Settlers of Catan

It is fortunate we don’t have to earn a living off my blog posts. It’d be akin to living on a diet of four-leaf clovers. Not to say that I’m without thoughts to share, it’s just forgetfulness and some laziness. Either I forget what I had wanted to talk about, or if not that, I convince myself I’d be better off writing it tomorrow, which eventually leads to back to the first issue; not entirely different from the problems I had with my school assignments. O.K. teacher, I’ll try to do better next time.

“Are those volcanoes?” “Na, they’re pyramids.”

We’ve landed in Africa. Twice actually: first a landing in Cairo, which treated us to a spectacular view, and then at our destination in Entebbe, Uganda at 3:00 AM. But that still wasn’t our final destination. To reach that, we had six bus hours and a border crossing to go.

Immigration at the airport was painful. The wait was short and the staff were courteous. But that hardly made up for the fingerprinting, photographing, and $50 single-entry visa fee, considering we’d be out of the country by afternoon (where we got stuck with another visa fee, $100 each). All in all, we had paid $300 in visa fees within the first 12 hours after landing.

I’m guessing that we’ll spend somewhere between $700 and $1000 in visa fees to visit some of the financially-poorest countries in the world. That’s roughly 5 months of hotel costs for two people in these countries. An equivalent visa in Japan should then run $7,500! But there’s another way of looking at it.

A Tanzania visa costs a US citizen, $100—about 0.2% of our annual income.
A US visa costs a Tanzanian $100—about 7.1% of their yearly income.

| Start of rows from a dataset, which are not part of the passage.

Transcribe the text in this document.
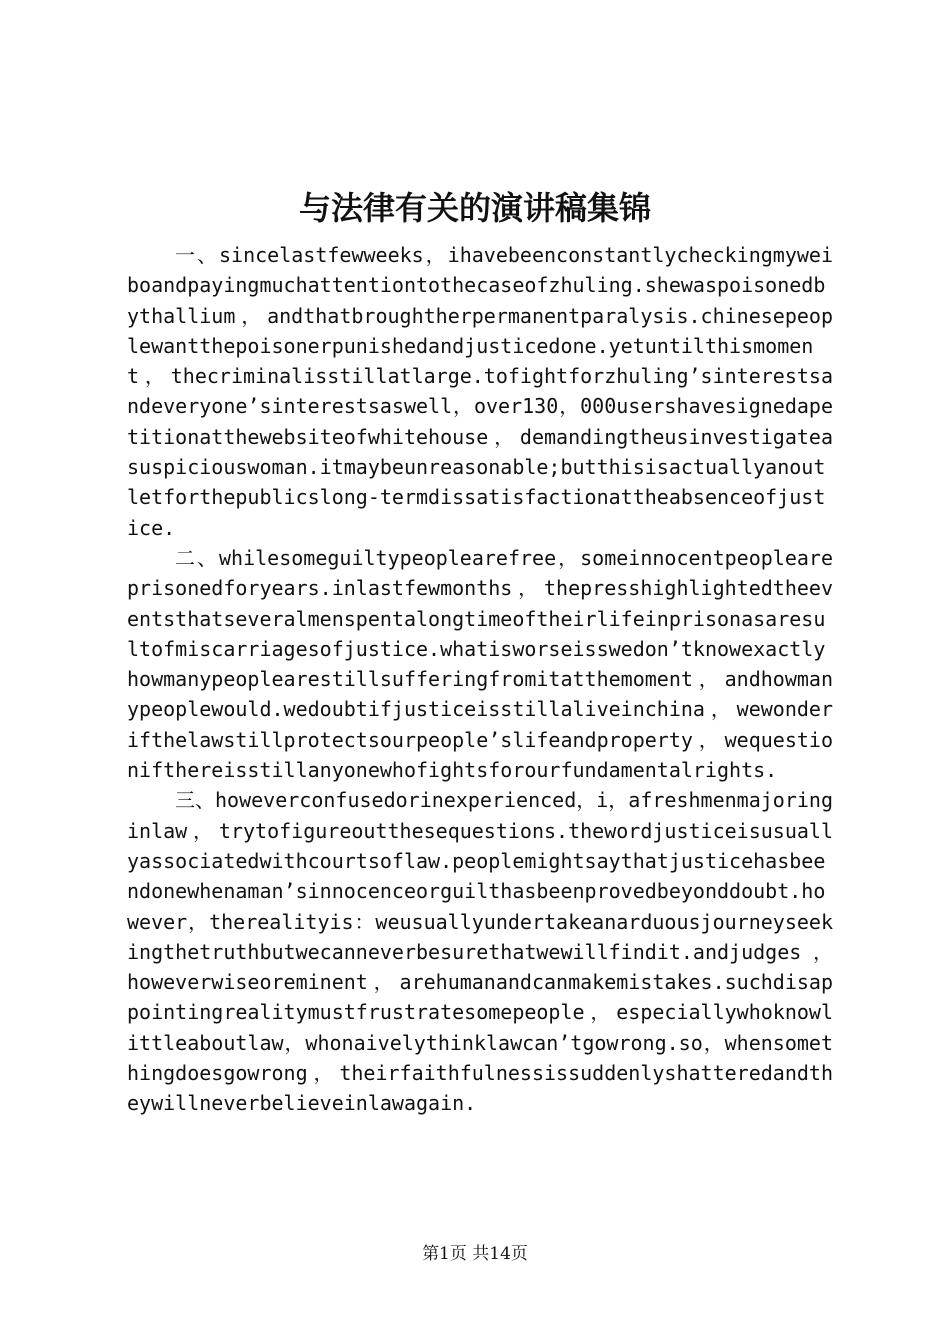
与法律有关的演讲稿集锦

一、sincelastfewweeks，ihavebeenconstantlycheckingmyweiboandpayingmuchattentiontothecaseofzhuling.shewaspoisonedbythallium，andthatbroughtherpermanentparalysis.chinesepeoplewantthepoisonerpunishedandjusticedone.yetuntilthismoment，thecriminalisstillatlarge.tofightforzhuling’sinterestsandeveryone’sinterestsaswell，over130，000usershavesignedapetitionatthewebsiteofwhitehouse，demandingtheusinvestigateasuspiciouswoman.itmaybeunreasonable;butthisisactuallyanoutletforthepublicslong-termdissatisfactionattheabsenceofjustice.

二、whilesomeguiltypeoplearefree，someinnocentpeoplearеprisonedforyears.inlastfewmonths，thepresshighlightedtheeventsthatseveralmenspentalongtimeoftheirlifeinprisonasaresultofmiscarriagesofjustice.whatisworseisswedon’tknowexactlyhowmanypeoplearestillsufferingfromitatthemoment，andhowmanypeoplewould.wedoubtifjusticeisstillaliveinchina，wewonderifthelawstillprotectsourpeople’slifeandproperty，wequestionifthereisstillanyonewhofightsforourfundamentalrights.

三、howeverconfusedorinexperienced，i，afreshmenmajoringinlaw，trytofigureoutthesequestions.thewordjusticeisusuallyassociatedwithcourtsoflaw.peoplemightsaythatjusticehasbeendonewhenaman’sinnocenceorguilthasbeenprovedbeyonddoubt.however，therealityis：weusuallyundertakeanarduousjourneyseekingthetruthbutwecanneverbesurethatwewillfindit.andjudges，howeverwiseoreminent，arehumanandcanmakemistakes.suchdisappointingrealitymustfrustratesomepeople，especiallywhoknowlittleaboutlaw，whonaivelythinklawcan’tgowrong.so，whensomethingdoesgowrong，theirfaithfulnessissuddenlyshatteredandtheywillneverbelieveinlawagain.

第1页 共14页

Getting the bus from Kampala to Bukoba could have been worse. Ninety percent of the hassle was finding which out of the dozens of bus companies would take us to Bukoba. No websites or phone numbers for any of them. Each company has a different location scattered throughout Kampala. And Google maps lies. So for future reference, you take the Gateway Bus Company (pronounced Gate Way Bus) located at Arua Park (ask around). It leaves every day at 11 am and costs 20,000 shillings.

Other highlights from the ride included the aisle being packed with giant goods bags, the back windows being packed with giant goods bags which fell forward after every bump, the grilled mystery-meat sticks sold through the open windows, the 100 or so gigantic speed bumps, and the equator crossing—no speed bump there.

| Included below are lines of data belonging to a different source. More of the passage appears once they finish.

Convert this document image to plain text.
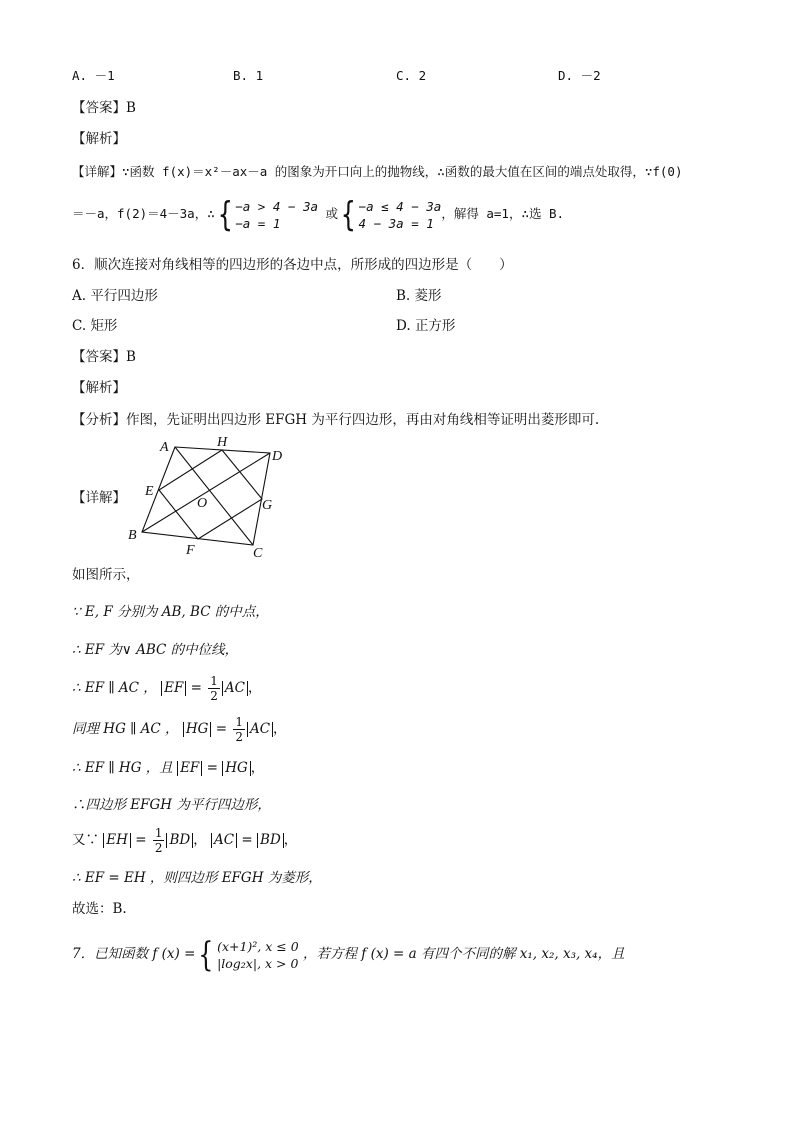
A. －1	B. 1	C. 2	D. －2
【答案】B
【解析】
【详解】∵函数 f(x)＝x²－ax－a 的图象为开口向上的抛物线，∴函数的最大值在区间的端点处取得，∵f(0)
＝－a，f(2)＝4－3a，∴{ −a > 4 − 3a
−a = 1
或{ −a ≤ 4 − 3a
4 − 3a = 1
，解得 a=1，∴选 B.
6．顺次连接对角线相等的四边形的各边中点，所形成的四边形是（　　）
A. 平行四边形	B. 菱形
C. 矩形	D. 正方形
【答案】B
【解析】
【分析】作图，先证明出四边形 EFGH 为平行四边形，再由对角线相等证明出菱形即可.
【详解】
A	H
D
E
O	G
B
F	C
如图所示，
∵ E, F 分别为 AB, BC 的中点，
∴ EF 为∨ ABC 的中位线，
∴ EF ∥ AC ， EF = $\frac{1}{2}$ AC ，
同理 HG ∥ AC ， HG = $\frac{1}{2}$ AC ，
∴ EF ∥ HG ，且 EF = HG ，
∴四边形 EFGH 为平行四边形，
又∵ EH = $\frac{1}{2}$ BD ， AC = BD ，
∴ EF = EH ，则四边形 EFGH 为菱形，
故选：B.
7．已知函数 f (x) ={ (x+1)², x ≤ 0
|log₂x|, x > 0
，若方程 f (x) = a 有四个不同的解 x₁, x₂, x₃, x₄，且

After we had taken off and were beyond the city buildings and shacks, we were thrilled by the simple beauty of the landscape. The countryside looks like a kid’s finger painting. The lake and sky are bright blue, the banana trees are bright green, and the clay roads and buildings are bright red. It felt like we were driving across a giant Settlers of Catan game board. And if that were the case, then Tanzania would start the game off great, building roads with its wood and clay, but fail miserably when it was time to upgrade to cities and buy improvement cards. Doh!

Shortly after finally arriving at the Bukoba bus stop, our gracious hosts and friends, Aaron and Allison, drove over to meet us. They lightened our hearts and backs and gave us a ride up the hill to their house overlooking Lake Victoria. Photos to come later.